Le pire est peut-être que non seulement le rôle de la mauvaise gestion de l’eau dans le dérèglement climatique est ignoré ou sous-estimé, mais que la crise climatique est même utilisée comme argument pour renforcer des pratiques et des logiques de développement qui contribuent à détruire encore davantage les systèmes hydrologiques. C’est le cas lorsque pour répondre à l’impératif de réduire l’utilisation des sources fossiles, on privilégie des énergies « vertes » qui affectent négativement les ressources en eau (comme les agrocarburants ou dans certains cas les barrages hydroélectriques) et qui se révèlent souvent au final contre-productifs pour le climat (lire Eau et énergie : une interrelation étroite au cœur de l’enjeu climatique). C’est le cas aussi lorsque pour répondre à des situations de pénurie ou de sécheresse, plutôt que de mettre la préservation de l’eau et des écosystèmes au cœur de la gouvernance, on continue à privilégier une fuite en avant technologique insoutenable (lire L’agriculture et la montée des mers et Sécheresse historique : la Californie dos au mur face à ses problèmes d’eau). Ces options technologiques – les transferts d’eau, le traitement et le dessalement, le pompage des eaux souterraines profondes – sont souvent fortement consommatrices d’énergie, et donc émettrices de gaz à effet de serre (lire Le secteur de l’eau, source d’émissions de gaz à effet de serre).

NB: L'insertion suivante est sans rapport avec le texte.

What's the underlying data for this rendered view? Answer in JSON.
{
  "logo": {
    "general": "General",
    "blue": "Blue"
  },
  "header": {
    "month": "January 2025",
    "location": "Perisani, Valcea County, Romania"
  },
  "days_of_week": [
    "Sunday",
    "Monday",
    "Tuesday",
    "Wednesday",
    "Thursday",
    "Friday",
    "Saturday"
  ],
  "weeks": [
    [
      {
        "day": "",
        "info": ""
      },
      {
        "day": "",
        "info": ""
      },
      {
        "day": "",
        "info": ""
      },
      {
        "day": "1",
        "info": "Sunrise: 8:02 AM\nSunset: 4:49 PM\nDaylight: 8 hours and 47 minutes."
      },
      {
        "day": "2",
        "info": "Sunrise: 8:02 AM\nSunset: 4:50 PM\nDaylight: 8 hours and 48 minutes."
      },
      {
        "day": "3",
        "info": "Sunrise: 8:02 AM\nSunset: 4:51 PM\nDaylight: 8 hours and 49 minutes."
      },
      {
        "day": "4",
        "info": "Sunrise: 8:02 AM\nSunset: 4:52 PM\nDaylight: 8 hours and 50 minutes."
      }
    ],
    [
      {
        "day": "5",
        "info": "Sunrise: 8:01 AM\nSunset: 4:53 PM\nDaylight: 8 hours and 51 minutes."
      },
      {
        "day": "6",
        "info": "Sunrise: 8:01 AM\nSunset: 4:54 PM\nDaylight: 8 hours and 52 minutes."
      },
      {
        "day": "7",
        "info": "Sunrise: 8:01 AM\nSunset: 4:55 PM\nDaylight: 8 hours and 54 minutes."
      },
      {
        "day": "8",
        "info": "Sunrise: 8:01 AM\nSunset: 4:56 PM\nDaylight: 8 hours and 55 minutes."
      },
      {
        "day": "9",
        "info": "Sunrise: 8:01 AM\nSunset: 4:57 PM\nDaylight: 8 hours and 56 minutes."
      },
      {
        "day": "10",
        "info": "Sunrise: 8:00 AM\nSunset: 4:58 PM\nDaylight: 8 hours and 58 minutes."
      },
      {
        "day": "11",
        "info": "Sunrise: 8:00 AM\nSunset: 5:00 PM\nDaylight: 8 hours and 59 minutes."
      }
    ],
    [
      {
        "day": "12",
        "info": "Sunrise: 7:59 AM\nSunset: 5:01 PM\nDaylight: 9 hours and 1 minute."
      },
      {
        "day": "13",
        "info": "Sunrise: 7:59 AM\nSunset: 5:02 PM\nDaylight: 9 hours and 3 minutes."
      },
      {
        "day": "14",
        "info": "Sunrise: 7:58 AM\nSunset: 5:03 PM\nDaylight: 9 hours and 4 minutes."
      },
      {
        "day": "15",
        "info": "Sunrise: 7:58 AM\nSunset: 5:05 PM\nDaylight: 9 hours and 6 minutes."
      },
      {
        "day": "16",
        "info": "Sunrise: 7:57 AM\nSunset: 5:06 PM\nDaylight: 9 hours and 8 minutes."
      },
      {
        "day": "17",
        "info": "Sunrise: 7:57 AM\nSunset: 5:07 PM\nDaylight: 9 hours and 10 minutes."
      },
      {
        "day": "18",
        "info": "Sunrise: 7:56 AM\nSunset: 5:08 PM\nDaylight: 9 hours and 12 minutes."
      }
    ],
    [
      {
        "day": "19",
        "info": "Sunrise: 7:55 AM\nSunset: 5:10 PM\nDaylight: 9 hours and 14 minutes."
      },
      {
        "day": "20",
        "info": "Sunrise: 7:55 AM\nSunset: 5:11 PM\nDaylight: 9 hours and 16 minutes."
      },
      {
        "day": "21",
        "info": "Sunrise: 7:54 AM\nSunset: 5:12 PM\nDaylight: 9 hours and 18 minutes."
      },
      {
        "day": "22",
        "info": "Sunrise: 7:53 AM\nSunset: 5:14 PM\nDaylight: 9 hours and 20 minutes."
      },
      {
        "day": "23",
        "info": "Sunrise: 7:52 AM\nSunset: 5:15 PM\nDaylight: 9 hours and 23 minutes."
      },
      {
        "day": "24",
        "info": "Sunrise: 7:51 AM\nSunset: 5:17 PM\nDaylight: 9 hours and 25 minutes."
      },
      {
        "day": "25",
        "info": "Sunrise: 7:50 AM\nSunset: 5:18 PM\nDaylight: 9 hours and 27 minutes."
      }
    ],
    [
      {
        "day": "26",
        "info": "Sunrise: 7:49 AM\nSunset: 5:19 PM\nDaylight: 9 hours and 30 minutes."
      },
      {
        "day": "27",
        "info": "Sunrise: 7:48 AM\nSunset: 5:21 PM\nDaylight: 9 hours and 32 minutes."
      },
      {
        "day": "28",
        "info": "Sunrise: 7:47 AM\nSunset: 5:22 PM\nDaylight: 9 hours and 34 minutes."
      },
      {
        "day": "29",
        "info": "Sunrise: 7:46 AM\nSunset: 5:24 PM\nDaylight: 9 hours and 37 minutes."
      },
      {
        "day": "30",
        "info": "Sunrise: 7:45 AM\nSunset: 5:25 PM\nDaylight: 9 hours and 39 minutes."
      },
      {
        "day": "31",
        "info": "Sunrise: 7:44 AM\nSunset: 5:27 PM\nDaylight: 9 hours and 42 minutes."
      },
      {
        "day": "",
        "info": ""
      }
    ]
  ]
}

Un autre risque est celui que l’urgence climatique serve de paravent pour renforcer ou relancer les logiques de gestion privée ou commerciale de l’eau. D’ores et déjà, les multinationales de l’eau ou encore celle de l’agroalimentaire se présentent comme les mieux placées pour assurer la gestion de ressources devenues plus rares et plus précieuses dans un monde frappé par le dérèglement climatique (lire Quand les multinationales de la boisson s’intéressent aux enjeux de l’eau). Mais leurs « solutions » reposent souvent sur ces mêmes options technologiques dont la viabilité et les bienfaits pour le climat sont douteux, ainsi que sur une volonté de contrôle monopolistique sur les ressources en eau. On a vu ainsi le PDG de Nestlé plaider pour une gestion purement commerciale des ressources en eau, basée sur la propriété privée. Même constat dans le secteur agricole : l’impératif d’utiliser l’eau de manière plus parcimonieuse ou rationnelle est mis au profit de la volonté d’expansion des géants de l’agrochimie comme Monsanto (avec ses semences OGM prétendument « résistantes à la sécheresse ») ou des grandes plantations (lire L’agriculture face au dérèglement climatique et à la rareté de l’eau : le risque d’une fuite en avant technologique).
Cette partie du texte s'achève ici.